There’s no real hard answer there except to say that we have competing interests:

  1. Personal desires.
  2. Not getting screwed over by someone else’s personal desires.

For example, maybe Lizzie Borden has a personal desire to slice me into tiny pieces and take all of my money. Personally, I feel like that’s an unreasonable intrusion into my own personal freedom and, from there, my representative, her representative, and everyone else’s representatives are going to go and debate what seems like the most reasonable compromise point is between her freedoms and my freedoms. And, in this case, we would probably expect the vast majority of representatives to come to some logical conclusion like that if Lizzie has that freedom then the whole country becomes a free-for-all and shrinks down to just the one largest, scariest man. A negative freedom to almost everyone in society is probably not a freedom worth having, regardless how precious it might be to a notable few.

But, fundamentally, there’s no rule that the representatives have to come to that conclusion. It’s really just down to the arguments made and who we chose to represent us. In theory, we’ve all hired people that we trust to sponsor us, and we’ve all signed on to accepting their wisdom.

As it is, from history to-date, we’ve allowed them to lock some percentage of our number away for their full life, execute others, and force yet others into hard labor depending on what they felt the situation merited. Usually, they don’t come to those sorts of decisions, but they have, and we all seem to accept that they have that right. There’s no rule that they can’t do any of these things as a punishment for refusing to work, if the argument wins the day among the people we chose to obey.

I think it would depend on the state of society on that moment, and what the arguments were for and against.

Let’s say, for example, that someone promises to heal people and is given a special status and special rights in society. We might choose to say that he is required to try and save a life, even if he hates the individual who needs help, or else he will be punished.

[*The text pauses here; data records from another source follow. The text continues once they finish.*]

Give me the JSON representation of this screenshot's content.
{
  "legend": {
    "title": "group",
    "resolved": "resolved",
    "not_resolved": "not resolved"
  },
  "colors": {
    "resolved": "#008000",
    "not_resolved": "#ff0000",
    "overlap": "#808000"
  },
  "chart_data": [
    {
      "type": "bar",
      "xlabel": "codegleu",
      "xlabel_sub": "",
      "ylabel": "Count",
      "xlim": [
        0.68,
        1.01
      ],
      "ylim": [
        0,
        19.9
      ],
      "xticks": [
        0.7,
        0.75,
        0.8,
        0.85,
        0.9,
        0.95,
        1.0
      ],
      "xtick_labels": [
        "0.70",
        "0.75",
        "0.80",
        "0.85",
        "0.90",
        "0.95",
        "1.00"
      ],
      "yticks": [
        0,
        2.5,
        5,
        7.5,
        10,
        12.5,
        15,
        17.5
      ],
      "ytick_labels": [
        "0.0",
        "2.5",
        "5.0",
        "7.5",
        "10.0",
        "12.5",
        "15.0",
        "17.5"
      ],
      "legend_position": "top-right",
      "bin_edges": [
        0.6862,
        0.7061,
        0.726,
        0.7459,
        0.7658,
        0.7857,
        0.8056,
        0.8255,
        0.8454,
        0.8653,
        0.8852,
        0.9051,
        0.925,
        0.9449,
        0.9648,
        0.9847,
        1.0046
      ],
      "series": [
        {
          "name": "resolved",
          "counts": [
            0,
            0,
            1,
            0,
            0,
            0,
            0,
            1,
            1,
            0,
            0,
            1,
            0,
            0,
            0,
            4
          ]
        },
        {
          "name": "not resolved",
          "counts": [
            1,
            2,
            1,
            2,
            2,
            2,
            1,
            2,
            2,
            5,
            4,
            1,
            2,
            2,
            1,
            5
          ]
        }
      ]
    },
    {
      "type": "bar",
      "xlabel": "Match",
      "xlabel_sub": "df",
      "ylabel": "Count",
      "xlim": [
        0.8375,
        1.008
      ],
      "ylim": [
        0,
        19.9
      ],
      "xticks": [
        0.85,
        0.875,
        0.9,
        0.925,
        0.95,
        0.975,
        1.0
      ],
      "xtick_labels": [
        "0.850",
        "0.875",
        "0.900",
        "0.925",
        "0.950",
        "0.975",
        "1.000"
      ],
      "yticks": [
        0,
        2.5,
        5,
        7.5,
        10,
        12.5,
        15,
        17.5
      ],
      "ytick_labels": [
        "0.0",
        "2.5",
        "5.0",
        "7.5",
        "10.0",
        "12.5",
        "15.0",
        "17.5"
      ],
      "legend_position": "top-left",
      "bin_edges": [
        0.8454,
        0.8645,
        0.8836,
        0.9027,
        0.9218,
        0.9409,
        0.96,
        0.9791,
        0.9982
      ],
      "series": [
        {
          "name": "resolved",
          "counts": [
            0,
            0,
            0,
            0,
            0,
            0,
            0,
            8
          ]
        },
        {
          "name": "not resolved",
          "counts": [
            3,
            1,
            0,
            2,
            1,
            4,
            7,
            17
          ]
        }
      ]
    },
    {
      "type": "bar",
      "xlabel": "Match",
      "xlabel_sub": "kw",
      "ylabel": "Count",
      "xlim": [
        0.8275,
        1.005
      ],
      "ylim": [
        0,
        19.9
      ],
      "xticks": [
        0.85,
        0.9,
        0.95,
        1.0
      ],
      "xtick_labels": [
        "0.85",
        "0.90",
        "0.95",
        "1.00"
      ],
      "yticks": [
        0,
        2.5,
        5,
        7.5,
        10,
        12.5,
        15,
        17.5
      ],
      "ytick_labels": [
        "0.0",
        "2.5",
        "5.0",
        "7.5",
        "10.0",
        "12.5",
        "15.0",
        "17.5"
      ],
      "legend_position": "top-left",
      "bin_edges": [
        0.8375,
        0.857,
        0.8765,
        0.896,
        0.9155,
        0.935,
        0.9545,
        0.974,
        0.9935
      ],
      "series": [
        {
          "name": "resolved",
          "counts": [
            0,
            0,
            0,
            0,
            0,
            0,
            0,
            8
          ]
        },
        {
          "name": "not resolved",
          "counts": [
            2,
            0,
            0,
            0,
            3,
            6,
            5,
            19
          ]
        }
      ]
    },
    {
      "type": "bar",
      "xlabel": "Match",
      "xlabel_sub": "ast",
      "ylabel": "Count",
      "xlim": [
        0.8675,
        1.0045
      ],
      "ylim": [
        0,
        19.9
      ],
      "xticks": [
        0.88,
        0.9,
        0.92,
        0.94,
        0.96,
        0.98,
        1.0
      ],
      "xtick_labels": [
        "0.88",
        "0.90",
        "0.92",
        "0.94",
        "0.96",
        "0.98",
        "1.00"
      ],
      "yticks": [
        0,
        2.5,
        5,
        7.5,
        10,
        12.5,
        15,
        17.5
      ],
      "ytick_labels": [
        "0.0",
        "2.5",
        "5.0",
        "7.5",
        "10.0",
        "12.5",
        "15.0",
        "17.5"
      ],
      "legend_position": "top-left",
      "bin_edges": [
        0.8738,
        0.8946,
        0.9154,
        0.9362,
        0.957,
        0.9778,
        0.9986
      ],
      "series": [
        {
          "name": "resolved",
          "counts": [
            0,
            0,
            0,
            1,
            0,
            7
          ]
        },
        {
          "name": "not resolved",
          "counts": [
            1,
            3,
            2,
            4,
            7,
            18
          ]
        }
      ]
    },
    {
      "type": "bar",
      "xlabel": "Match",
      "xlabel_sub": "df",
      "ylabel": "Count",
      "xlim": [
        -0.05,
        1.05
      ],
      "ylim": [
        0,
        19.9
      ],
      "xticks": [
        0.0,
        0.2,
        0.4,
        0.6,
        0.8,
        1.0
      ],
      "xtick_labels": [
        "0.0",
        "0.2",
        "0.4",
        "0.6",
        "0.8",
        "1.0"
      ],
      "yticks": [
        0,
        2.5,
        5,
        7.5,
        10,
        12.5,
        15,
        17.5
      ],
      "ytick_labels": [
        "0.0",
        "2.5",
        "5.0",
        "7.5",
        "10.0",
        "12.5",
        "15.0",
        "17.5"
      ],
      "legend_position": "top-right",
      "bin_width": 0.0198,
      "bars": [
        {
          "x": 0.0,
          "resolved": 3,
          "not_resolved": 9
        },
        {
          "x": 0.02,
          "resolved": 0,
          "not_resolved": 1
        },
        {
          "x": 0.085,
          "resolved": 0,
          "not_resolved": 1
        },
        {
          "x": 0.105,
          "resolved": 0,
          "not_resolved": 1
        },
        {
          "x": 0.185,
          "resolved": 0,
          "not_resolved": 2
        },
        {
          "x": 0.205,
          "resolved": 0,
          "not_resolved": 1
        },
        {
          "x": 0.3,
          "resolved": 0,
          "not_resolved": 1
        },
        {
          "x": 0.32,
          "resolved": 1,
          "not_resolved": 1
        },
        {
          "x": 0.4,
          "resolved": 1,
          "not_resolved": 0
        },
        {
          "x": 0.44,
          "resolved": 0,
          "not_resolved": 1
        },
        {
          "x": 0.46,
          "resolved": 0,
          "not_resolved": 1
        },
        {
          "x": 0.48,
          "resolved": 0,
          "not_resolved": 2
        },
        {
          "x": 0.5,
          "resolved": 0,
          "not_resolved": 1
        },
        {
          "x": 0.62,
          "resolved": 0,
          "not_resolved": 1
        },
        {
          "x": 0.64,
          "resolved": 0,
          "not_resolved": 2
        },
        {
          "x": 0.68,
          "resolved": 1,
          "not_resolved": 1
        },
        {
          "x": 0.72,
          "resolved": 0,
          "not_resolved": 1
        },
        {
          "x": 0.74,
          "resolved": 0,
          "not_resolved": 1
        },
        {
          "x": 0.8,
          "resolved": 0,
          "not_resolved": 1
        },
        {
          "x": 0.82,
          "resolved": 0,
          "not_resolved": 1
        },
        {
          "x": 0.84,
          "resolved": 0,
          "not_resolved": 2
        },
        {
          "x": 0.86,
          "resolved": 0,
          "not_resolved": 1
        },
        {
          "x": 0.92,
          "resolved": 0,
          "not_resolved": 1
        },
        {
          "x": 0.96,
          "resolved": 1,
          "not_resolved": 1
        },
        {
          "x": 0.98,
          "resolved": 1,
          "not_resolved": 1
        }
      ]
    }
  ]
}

With his rights come responsibilities.

If the nation was being invaded by tank-driving, genocidal, carnivorous dolphins hell bent on destroying and eating each one of us, we might decide that every one of us has a duty to fight and defend against the invaders.

In general, in matters of life and death, we’ve so far landed on a duty to work.

And, if we were on a colony ship that required each of us to work or else all of us would die, I would expect that work would be non-optional.

In an alternate setting, where we’ve created machines that can produce food and shelter at zero cost, all supported by automated, infinitely inexhaustible pipelines - well, probably we wouldn’t need to be so harsh on your mellow.

It really just depends on what seems reasonable to reasonable people, after debate and consideration.

The reality is that there are a lot of shit jobs that need to get done and most people wouldn’t do them if they had an alternative.

There are also a lot of shit jobs that don’t need to get done. Like working at Taco Bell or McDonalds.

I find it amusing that my elderly, retired, conservative inlaws constantly complain about “people not working because they are making more on unemployment”. Clearly it rubs them the wrong way that local fast food restaurants and discount box stores are understaffed. But apparently the social construct that allows them to not have to work because they are too old, unskilled, and in horrible physical condition is ok.

I also thought Gov. Pete Ricketts’s comment about hiring more immigrants to be out of character for a Republican.

ISTM that that’s a rather over-simplistic take based on the supposition of a clear binary distinction between “working” (i.e., meeting your bills through your takings from paid employment and/or business profits) and “not working”. Many people who are not earning enough to meet their expenses through paying work are nonetheless providing valuable services to society, e.g., through family care and similar.

I think you’re possibly being a bit naive when you assume that it necessarily costs society more to let such people, quote-unquote, “live off the public teat” than to take on the costs of the unpaid work that those people would have to abandon if they devoted their working day instead to earning their own living.